With Leeds, he started the 1997-98 season as a substitute but soon forced his way into the
starting eleven and quickly established a cult following among the fans with his all-action
displays, as he gave solidity to the midfield in a defensive role rather than a creative
one. After he had established himself he was injured in a tackle with Patrick Veiera and
missed much of the latter part of the season. The following season he featured regularly
but sometimes filled in at the back as the competition for the midfield places grew. In
1999-2000, he found himself very much on the sidelines, only making the occasional
appearance and was well down the midfield pecking order. He said he wanted to fight his
way back into the side, but his hopes for further first team, and international appearances,
looked more likely to lie away from Elland Road. On 12th June 2000 Manchester City’s Joe
Royle came in with a £2.5 million offer to take him to Maine Road. He soon settled into
his new club, and as at Leeds he was popular with the fans, and was made City’s captain,
but he picked up a series of injuries and at the end of the 2000-01 he underwent an
operation on his knee and despite resuming training in the 2001-02 pre-season he was forced
to have a second operation after his knee swelled up once more and he was sidelined once
more. Haaland went through the following two seasons without starting a game for the Blues.
It seemed that he was loosing his fitness battle and in February 2003 the club gave him six
months' notice on his contract and he was due to leave them in August 2003. Manager Keegan
decided to give him a last chance to prove his fitness and when pre-season training started
Haaland was ready to battle for a place in the squad, but there was no happy ending and he
was forced to retire on 21st August 2003. He had scored three times for City in thirty-eight
League games, of which three were as a substitute.
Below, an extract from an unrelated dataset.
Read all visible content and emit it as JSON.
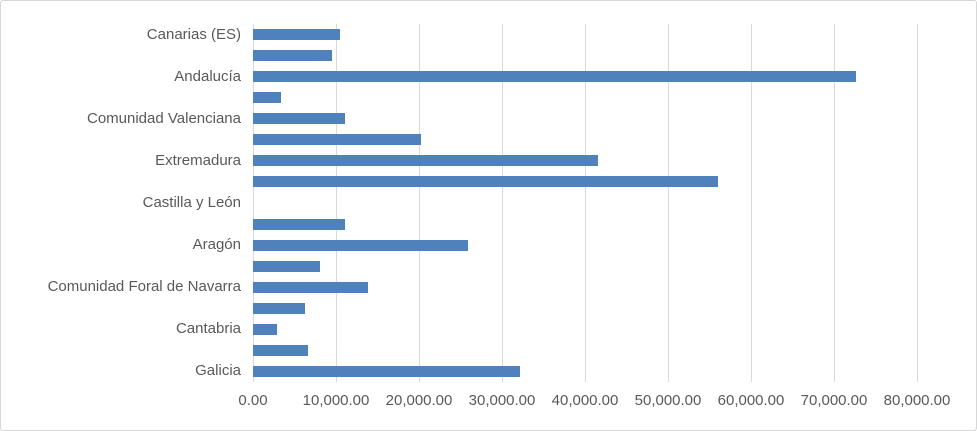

He also started three F.A. Cup ties and
came off the bench once and started five League Cup ties all without adding to his goal
tally. Haaland and City came to a cash agreement over the remaining two years of his
contract. The Norwegian is often remembered for his "feud" with Roy Keane. In 1997, Keane
went to tackle Haaland but in the process injured his cruciate ligament. As Keane lay prone
on the ground, Haaland taunted him by implying that Keane had made a dive but when he saw
that Roy Keane was actually injured Haaland implied that Keane deserved the injury as
punishment for his reckless tackle. Three and a half years later, in 2001, Keane made a
knee-high tackle on Haaland, according to his biography, "out of vengeance". Keane was sent
off as a result and incurred a five-game suspension and a £150,000 fine. Haaland had to
retire through injury in 2003. It was said on Haaland's web site that it was not as a result
of Roy Keane's tackle (according to the website the injury that ended Haaland's career was
in his other knee, not the one that got hit in the Keane tackle). He did come out of
retirement, scoring three times in ten games for Bryne FK from 2009 to 2011 and signed for
Rosseland BK in 2011. At an international level he had represented his country thirty-four
times and a further twenty-nine times at Under-Twenty-one level.